Rolf Eichler, Poetic Drama. Die Entdeckung des Dialogs bei Byron, Shelley, Swinburne und Tennyson, (Reihe Siegen Bd 6), C. Winter, Heidelberg, 1977, 161 pp., br., DM. 30,-; geb., DM. 46,-.
Met het (historisch erg complexe) begrip ‘poetic drama’ voor ogen houdt M. Black een (overtuigend) pleidooi voor de tijdeloze kenmerken van het (Europese) ‘grote’ drama: karakter, agonaliteit, (vooral)taalvermogen. Hij onderzoekt de historische omstandigheden die karakter, handeling en taligheid tot één groot expressieniveau samenbrengen (bij Shakespeare resp. Racine), niet in retorische (techniek poserend als zelfnoemfunctie) maar in esthetische zin (Gestalt-gehalte). Langzaam ziet hij deze eigenschappen afsterven resp. opgeschort worden binnen de toenemende regulariteit van het type ten nadele van de normcreërende behoeften van het individuele personage. Het romantische drama (in de ijdele hoop het ‘poetic’ drama terug te vinden) weet de nodige harmonie tussen subjectiviteit (van de auter echter, niet van het karakter) en objectiviteit (van het drama als bouwschema) niet te revaloriseren en wordt verdrongen door enerzijds de typologische groepszin van het spektakel- en melodrama, anderzijds de muzikale tirannie van de opera (als stapelplaats van heterogene gegevens, niet in eigen dramatische identiteit). Hoe en waarom dit romantische (Britse) drama er niet in geslaagd is op eigen gehalte volwassen te worden, zet R. Eichler in detailanalyse voorbeeldig uiteen; zijn studie is zowel bevestiging van Blacks standpunt als zorgvuldige interpretatie van begaafde egocentrische poëten die vergeefs een objectiverend werkstuk trachten op te bouwen.
C. Tindemans
| |
Heide Eilert, Theater in der Erzählkunst. Eine Studie zum Werk E.T.A. Hoffmans (Studien zur deutschen Literatur Bd 52), DM. 44, Max Niemeyer, Tübingen, 1977, 200 pp.

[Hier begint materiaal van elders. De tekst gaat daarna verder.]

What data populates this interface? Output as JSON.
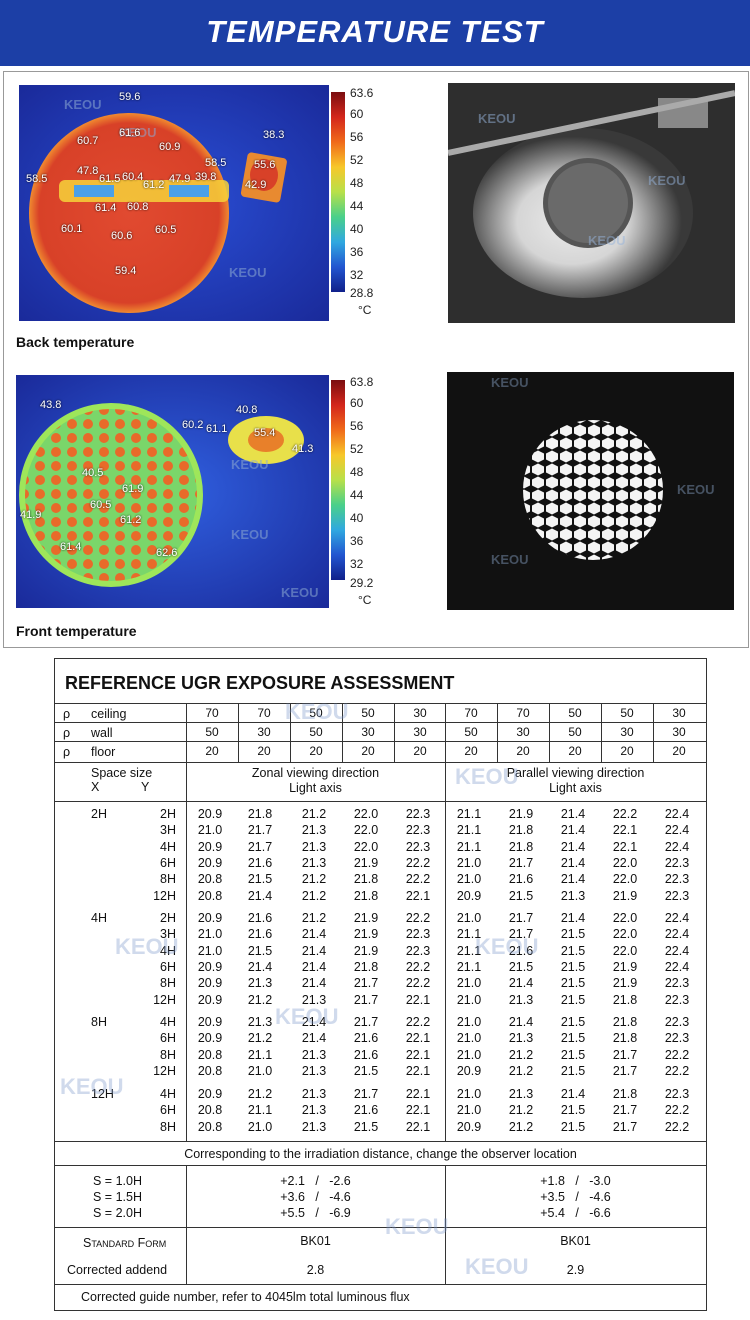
{
  "header": {
    "title": "TEMPERATURE TEST"
  },
  "watermark": "KEOU",
  "back": {
    "caption": "Back temperature",
    "scale_ticks": [
      "63.6",
      "60",
      "56",
      "52",
      "48",
      "44",
      "40",
      "36",
      "32",
      "28.8"
    ],
    "unit": "°C",
    "points": [
      "59.6",
      "61.6",
      "60.7",
      "60.9",
      "38.3",
      "58.5",
      "55.6",
      "47.8",
      "61.5",
      "60.4",
      "61.2",
      "47.9",
      "39.8",
      "58.5",
      "42.9",
      "61.4",
      "60.8",
      "60.1",
      "60.6",
      "60.5",
      "59.4"
    ]
  },
  "front": {
    "caption": "Front temperature",
    "scale_ticks": [
      "63.8",
      "60",
      "56",
      "52",
      "48",
      "44",
      "40",
      "36",
      "32",
      "29.2"
    ],
    "unit": "°C",
    "points": [
      "43.8",
      "40.8",
      "60.2",
      "61.1",
      "55.4",
      "41.3",
      "40.5",
      "61.9",
      "60.5",
      "41.9",
      "61.2",
      "61.4",
      "62.6"
    ]
  },
  "ugr": {
    "title": "REFERENCE UGR EXPOSURE ASSESSMENT",
    "rho": "ρ",
    "rho_rows": [
      {
        "label": "ceiling",
        "values": [
          "70",
          "70",
          "50",
          "50",
          "30",
          "70",
          "70",
          "50",
          "50",
          "30"
        ]
      },
      {
        "label": "wall",
        "values": [
          "50",
          "30",
          "50",
          "30",
          "30",
          "50",
          "30",
          "50",
          "30",
          "30"
        ]
      },
      {
        "label": "floor",
        "values": [
          "20",
          "20",
          "20",
          "20",
          "20",
          "20",
          "20",
          "20",
          "20",
          "20"
        ]
      }
    ],
    "space_size": "Space size",
    "x_label": "X",
    "y_label": "Y",
    "zonal": "Zonal viewing direction",
    "parallel": "Parallel viewing direction",
    "light_axis": "Light axis",
    "groups": [
      {
        "x": "2H",
        "rows": [
          {
            "y": "2H",
            "z": [
              "20.9",
              "21.8",
              "21.2",
              "22.0",
              "22.3"
            ],
            "p": [
              "21.1",
              "21.9",
              "21.4",
              "22.2",
              "22.4"
            ]
          },
          {
            "y": "3H",
            "z": [
              "21.0",
              "21.7",
              "21.3",
              "22.0",
              "22.3"
            ],
            "p": [
              "21.1",
              "21.8",
              "21.4",
              "22.1",
              "22.4"
            ]
          },
          {
            "y": "4H",
            "z": [
              "20.9",
              "21.7",
              "21.3",
              "22.0",
              "22.3"
            ],
            "p": [
              "21.1",
              "21.8",
              "21.4",
              "22.1",
              "22.4"
            ]
          },
          {
            "y": "6H",
            "z": [
              "20.9",
              "21.6",
              "21.3",
              "21.9",
              "22.2"
            ],
            "p": [
              "21.0",
              "21.7",
              "21.4",
              "22.0",
              "22.3"
            ]
          },
          {
            "y": "8H",
            "z": [
              "20.8",
              "21.5",
              "21.2",
              "21.8",
              "22.2"
            ],
            "p": [
              "21.0",
              "21.6",
              "21.4",
              "22.0",
              "22.3"
            ]
          },
          {
            "y": "12H",
            "z": [
              "20.8",
              "21.4",
              "21.2",
              "21.8",
              "22.1"
            ],
            "p": [
              "20.9",
              "21.5",
              "21.3",
              "21.9",
              "22.3"
            ]
          }
        ]
      },
      {
        "x": "4H",
        "rows": [
          {
            "y": "2H",
            "z": [
              "20.9",
              "21.6",
              "21.2",
              "21.9",
              "22.2"
            ],
            "p": [
              "21.0",
              "21.7",
              "21.4",
              "22.0",
              "22.4"
            ]
          },
          {
            "y": "3H",
            "z": [
              "21.0",
              "21.6",
              "21.4",
              "21.9",
              "22.3"
            ],
            "p": [
              "21.1",
              "21.7",
              "21.5",
              "22.0",
              "22.4"
            ]
          },
          {
            "y": "4H",
            "z": [
              "21.0",
              "21.5",
              "21.4",
              "21.9",
              "22.3"
            ],
            "p": [
              "21.1",
              "21.6",
              "21.5",
              "22.0",
              "22.4"
            ]
          },
          {
            "y": "6H",
            "z": [
              "20.9",
              "21.4",
              "21.4",
              "21.8",
              "22.2"
            ],
            "p": [
              "21.1",
              "21.5",
              "21.5",
              "21.9",
              "22.4"
            ]
          },
          {
            "y": "8H",
            "z": [
              "20.9",
              "21.3",
              "21.4",
              "21.7",
              "22.2"
            ],
            "p": [
              "21.0",
              "21.4",
              "21.5",
              "21.9",
              "22.3"
            ]
          },
          {
            "y": "12H",
            "z": [
              "20.9",
              "21.2",
              "21.3",
              "21.7",
              "22.1"
            ],
            "p": [
              "21.0",
              "21.3",
              "21.5",
              "21.8",
              "22.3"
            ]
          }
        ]
      },
      {
        "x": "8H",
        "rows": [
          {
            "y": "4H",
            "z": [
              "20.9",
              "21.3",
              "21.4",
              "21.7",
              "22.2"
            ],
            "p": [
              "21.0",
              "21.4",
              "21.5",
              "21.8",
              "22.3"
            ]
          },
          {
            "y": "6H",
            "z": [
              "20.9",
              "21.2",
              "21.4",
              "21.6",
              "22.1"
            ],
            "p": [
              "21.0",
              "21.3",
              "21.5",
              "21.8",
              "22.3"
            ]
          },
          {
            "y": "8H",
            "z": [
              "20.8",
              "21.1",
              "21.3",
              "21.6",
              "22.1"
            ],
            "p": [
              "21.0",
              "21.2",
              "21.5",
              "21.7",
              "22.2"
            ]
          },
          {
            "y": "12H",
            "z": [
              "20.8",
              "21.0",
              "21.3",
              "21.5",
              "22.1"
            ],
            "p": [
              "20.9",
              "21.2",
              "21.5",
              "21.7",
              "22.2"
            ]
          }
        ]
      },
      {
        "x": "12H",
        "rows": [
          {
            "y": "4H",
            "z": [
              "20.9",
              "21.2",
              "21.3",
              "21.7",
              "22.1"
            ],
            "p": [
              "21.0",
              "21.3",
              "21.4",
              "21.8",
              "22.3"
            ]
          },
          {
            "y": "6H",
            "z": [
              "20.8",
              "21.1",
              "21.3",
              "21.6",
              "22.1"
            ],
            "p": [
              "21.0",
              "21.2",
              "21.5",
              "21.7",
              "22.2"
            ]
          },
          {
            "y": "8H",
            "z": [
              "20.8",
              "21.0",
              "21.3",
              "21.5",
              "22.1"
            ],
            "p": [
              "20.9",
              "21.2",
              "21.5",
              "21.7",
              "22.2"
            ]
          }
        ]
      }
    ],
    "distance_note": "Corresponding to the irradiation distance, change the observer location",
    "s_rows": [
      {
        "label": "S = 1.0H",
        "z": "+2.1   /   -2.6",
        "p": "+1.8   /   -3.0"
      },
      {
        "label": "S = 1.5H",
        "z": "+3.6   /   -4.6",
        "p": "+3.5   /   -4.6"
      },
      {
        "label": "S = 2.0H",
        "z": "+5.5   /   -6.9",
        "p": "+5.4   /   -6.6"
      }
    ],
    "standard_form": "Standard Form",
    "std_z": "BK01",
    "std_p": "BK01",
    "corrected_addend": "Corrected addend",
    "add_z": "2.8",
    "add_p": "2.9",
    "footnote": "Corrected guide number, refer to 4045lm total luminous flux"
  }
}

Uiteraard is het in de Duitse literatuuranalyse sedert lang geen geheim meer dat E.T.A. Hoffmann het theater niet kon laten maar er in eigen handwerk toch buitengesloten bleef. S. gaat nu in zijn (bepaald niet noodgedwongen) epische oeuvre na hoe deze verdrongen liefde toch structureel verwerkt werd. Dat blijkt op 3 niveaus te zijn gebeurd: het fantastische sprookjestype als een verabsolutering van het conventionele komediescenario, het theaterbezoek van romanfiguren als lopende commentaar op traditie en concept van het tijdstheater, de polemiek tegen het Weimarse classicisme in zijn Prinzessin Brambilla. Gedetailleerdheid, acribie, beheersing van het tijdspanorama, gedurfde interpretatie en een perfecte presentatie van inzichten en resultaten kenmerken deze studie als voorbeeld en bepaald ook als richtinggevend in het perceptiepatroon van de theaterconventie, terwijl Hoffmann op een meer fundamentele wijze geïntegreerd staat zowel in als tegen zijn tijd en diens conceptenarsenaal.
C. Tindemans
| |
| |
| |
John Heilpern Conference of the Birds. The Story of Peter Brook in Africa, Faber and Faber, London, 1977, 317 pp., £5,95.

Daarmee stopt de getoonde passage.